Len Boselovic’s Heard off the Street: Despite critics of corporate pay, perks persist
May 23, 2016 12:00 AM
43 percent of S&P 500 companies make their corporate jets available for their CEO’s personal use -- global advisory company Willis Towers Watson
By Len Boselovic / Pittsburgh Post-Gazette
Webster defines perquisite as: “a profit or payment received in addition to a regular wage or salary, especially a benefit expected as one’s due.”
Although perks such as the use of the corporate jet and “gross ups” — taxes that companies pay on behalf of their executives — have drawn criticism from the good governance crowd, fringe benefits remain an enduring feature of the executive pay landscape.
Corporate consultant Willis Towers Watson reports 82 percent of the companies in the S&P 500 provided their CEO with at least one perk and 47 percent provided at least three, according to pay plan disclosures the companies made in 2015. The most popular fringe benefits were use of the corporate jet; financial and tax planning assistance so CEOs can manage the money they make wisely; and a company car or car allowance.
The consultant believes that, for the most part, companies “are keeping only those perks deemed essential to the CEO’s efficiency and security.”
The beneficiaries of this largesse include the Post-Gazette’s Fortunate 50 as well as other executives at regional public companies who did not make the $3.3 million required to qualify for this year’s roster of top paid executives.
First among them is Mylan president Rajiv Malik, whose total 2015 compensation of $19.9 million made him the region’s second-highest paid executive.

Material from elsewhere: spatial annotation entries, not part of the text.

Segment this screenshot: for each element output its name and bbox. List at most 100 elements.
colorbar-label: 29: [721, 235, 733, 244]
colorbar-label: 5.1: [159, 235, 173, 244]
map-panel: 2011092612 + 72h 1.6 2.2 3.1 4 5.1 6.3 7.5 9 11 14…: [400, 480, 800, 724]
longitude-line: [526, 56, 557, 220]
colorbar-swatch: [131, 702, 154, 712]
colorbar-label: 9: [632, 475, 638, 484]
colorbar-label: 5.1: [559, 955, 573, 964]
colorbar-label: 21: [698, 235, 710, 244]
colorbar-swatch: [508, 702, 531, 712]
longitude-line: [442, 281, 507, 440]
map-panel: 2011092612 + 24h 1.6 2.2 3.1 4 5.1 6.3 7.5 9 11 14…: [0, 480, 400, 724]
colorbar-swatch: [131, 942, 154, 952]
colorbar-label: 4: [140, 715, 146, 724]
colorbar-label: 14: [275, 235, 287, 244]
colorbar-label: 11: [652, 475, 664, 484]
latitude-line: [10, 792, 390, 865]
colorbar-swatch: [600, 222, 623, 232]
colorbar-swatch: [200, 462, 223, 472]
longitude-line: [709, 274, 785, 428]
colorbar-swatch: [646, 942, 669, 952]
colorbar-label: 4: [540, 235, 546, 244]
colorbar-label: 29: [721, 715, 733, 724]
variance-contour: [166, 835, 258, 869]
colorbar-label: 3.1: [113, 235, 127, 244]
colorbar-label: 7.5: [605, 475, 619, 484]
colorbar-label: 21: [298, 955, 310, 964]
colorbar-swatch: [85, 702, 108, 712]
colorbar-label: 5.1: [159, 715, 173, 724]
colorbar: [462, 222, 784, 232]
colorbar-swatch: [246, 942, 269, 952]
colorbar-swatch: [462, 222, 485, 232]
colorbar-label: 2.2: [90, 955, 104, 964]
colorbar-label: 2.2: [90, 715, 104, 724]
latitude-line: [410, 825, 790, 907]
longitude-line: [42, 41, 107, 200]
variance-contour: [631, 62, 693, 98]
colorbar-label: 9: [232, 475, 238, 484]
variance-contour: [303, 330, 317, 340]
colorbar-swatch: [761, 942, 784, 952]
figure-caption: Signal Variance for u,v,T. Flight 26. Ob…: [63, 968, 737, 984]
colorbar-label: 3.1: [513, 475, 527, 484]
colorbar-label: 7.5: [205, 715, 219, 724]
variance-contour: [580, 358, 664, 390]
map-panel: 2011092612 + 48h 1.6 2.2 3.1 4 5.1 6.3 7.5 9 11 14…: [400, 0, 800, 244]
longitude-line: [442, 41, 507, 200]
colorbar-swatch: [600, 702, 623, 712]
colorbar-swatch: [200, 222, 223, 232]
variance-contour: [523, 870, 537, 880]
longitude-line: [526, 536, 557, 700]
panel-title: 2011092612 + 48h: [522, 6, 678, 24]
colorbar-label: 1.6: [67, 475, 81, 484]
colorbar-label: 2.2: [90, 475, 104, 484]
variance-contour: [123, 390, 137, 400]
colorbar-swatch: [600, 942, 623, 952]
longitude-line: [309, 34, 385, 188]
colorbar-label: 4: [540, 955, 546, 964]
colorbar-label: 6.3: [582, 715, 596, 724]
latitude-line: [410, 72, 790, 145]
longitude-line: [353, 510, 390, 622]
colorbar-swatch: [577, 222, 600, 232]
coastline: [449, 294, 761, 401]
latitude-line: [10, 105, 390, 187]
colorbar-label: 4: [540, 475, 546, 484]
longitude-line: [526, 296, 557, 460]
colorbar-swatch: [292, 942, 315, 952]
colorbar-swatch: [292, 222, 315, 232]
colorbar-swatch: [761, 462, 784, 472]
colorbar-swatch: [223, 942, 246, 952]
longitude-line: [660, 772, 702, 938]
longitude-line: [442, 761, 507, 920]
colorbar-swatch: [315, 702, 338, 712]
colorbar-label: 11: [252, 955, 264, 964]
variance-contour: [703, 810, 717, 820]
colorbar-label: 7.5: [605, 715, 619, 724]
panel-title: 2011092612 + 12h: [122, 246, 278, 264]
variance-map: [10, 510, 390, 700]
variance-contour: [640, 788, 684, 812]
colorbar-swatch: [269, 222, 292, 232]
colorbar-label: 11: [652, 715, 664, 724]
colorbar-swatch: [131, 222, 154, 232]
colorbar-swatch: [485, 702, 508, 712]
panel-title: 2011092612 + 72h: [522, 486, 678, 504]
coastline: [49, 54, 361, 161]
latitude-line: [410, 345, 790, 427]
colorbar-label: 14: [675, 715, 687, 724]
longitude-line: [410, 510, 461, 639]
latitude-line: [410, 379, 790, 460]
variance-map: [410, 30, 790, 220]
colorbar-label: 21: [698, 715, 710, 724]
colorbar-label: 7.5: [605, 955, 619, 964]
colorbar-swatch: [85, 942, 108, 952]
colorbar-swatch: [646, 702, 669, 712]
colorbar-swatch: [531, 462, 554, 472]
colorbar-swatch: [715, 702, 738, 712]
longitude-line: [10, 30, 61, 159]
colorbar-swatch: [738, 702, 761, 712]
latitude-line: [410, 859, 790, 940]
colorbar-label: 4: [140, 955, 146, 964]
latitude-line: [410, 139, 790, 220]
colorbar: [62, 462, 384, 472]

But he finished first in perks with $11.4 million. They included $6.3 million in income taxes the generic drug maker paid for Mr. Malik last year because he works in the U.S., not India. The total also reflects $4.9 million in excise taxes Mylan paid for him in connection with the company’s acquisition of Abbott Laboratories’ overseas generic drug business last year.
Mylan paid a total of $17.1 million in excise taxes for Mr. Malik and four other executives in connection with the Abbott transaction.
The perks that 11 of the Fortunate 50 executives received included use of a corporate jet. Mylan executive chairman Robert J. Coury topped the list with a value of $605,255, marking the eighth consecutive year he placed first in the category. Mylan CEO Heather Bresch finished second in corporate jet use with $310,312.
According to a filing that Mylan made with the U.S. Securities and Exchange Commission last month, the company requires Mr. Coury and Ms. Bresch to use corporate jets for business as well as personal travel. The company’s jets provide “a more efficient and secure traveling environment, including where sensitive business issues may be discussed or reviewed, as well as maximum flexibility,” Mylan stated in the filing.
Other companies feel the same way. Willis Towers Watson said 43 percent of S&P 500 companies make their corporate jets available for their CEO’s personal use.
The consultant said the perk had a median value of $103,799, meaning half of the executives used the jet more than that and half used it less. A little more than a third of the companies disclosed that they require the CEO to use the jet for all business and personal travel, the consultant said.
“Providing a secure means of travel helps ensure that leadership is focused on company business with minimal distraction,” the consultant reported.
U.S. Steel president and CEO Mario Longhi’s $1.1 million in 2015 perks included $210,458 in corporate jet use as well as a personal security detail valued at $275,936.
The distressed Pittsburgh steel producer provided gross ups worth $391,098 to three executives who did not qualify for the Fortunate 50 list. The payments covered taxes the executives owed for relocation benefits U.S. Steel provided. The executives were chief financial officer David B. Burritt and senior vice presidents Suzanne R. Folsom and Geoff M. Turk.
Club dues are another popular perk, with 12 percent of S&P 500 companies paying them for their CEOs, according to Willis Towers Watson. The consultant reported that the benefit had a median value of $9,512.
Koppers Holdings CEO Leroy M. Ball’s $2.9 million compensation left him about $350,000 shy of making the Fortunate 50. But the $68,926 Koppers paid in club dues for Mr. Ball was more than any of the 36 other companies analyzed for the Fortunate 50 paid to more than 100 executives, according to filings reviewed for the rankings.
The next closest were Wesco International chairman, president and CEO John J. Engel, who benefited from $20,212 in club dues payments, and FNB president and CEO Vincent J. Delie Jr., whose perks included $19,548 in club dues.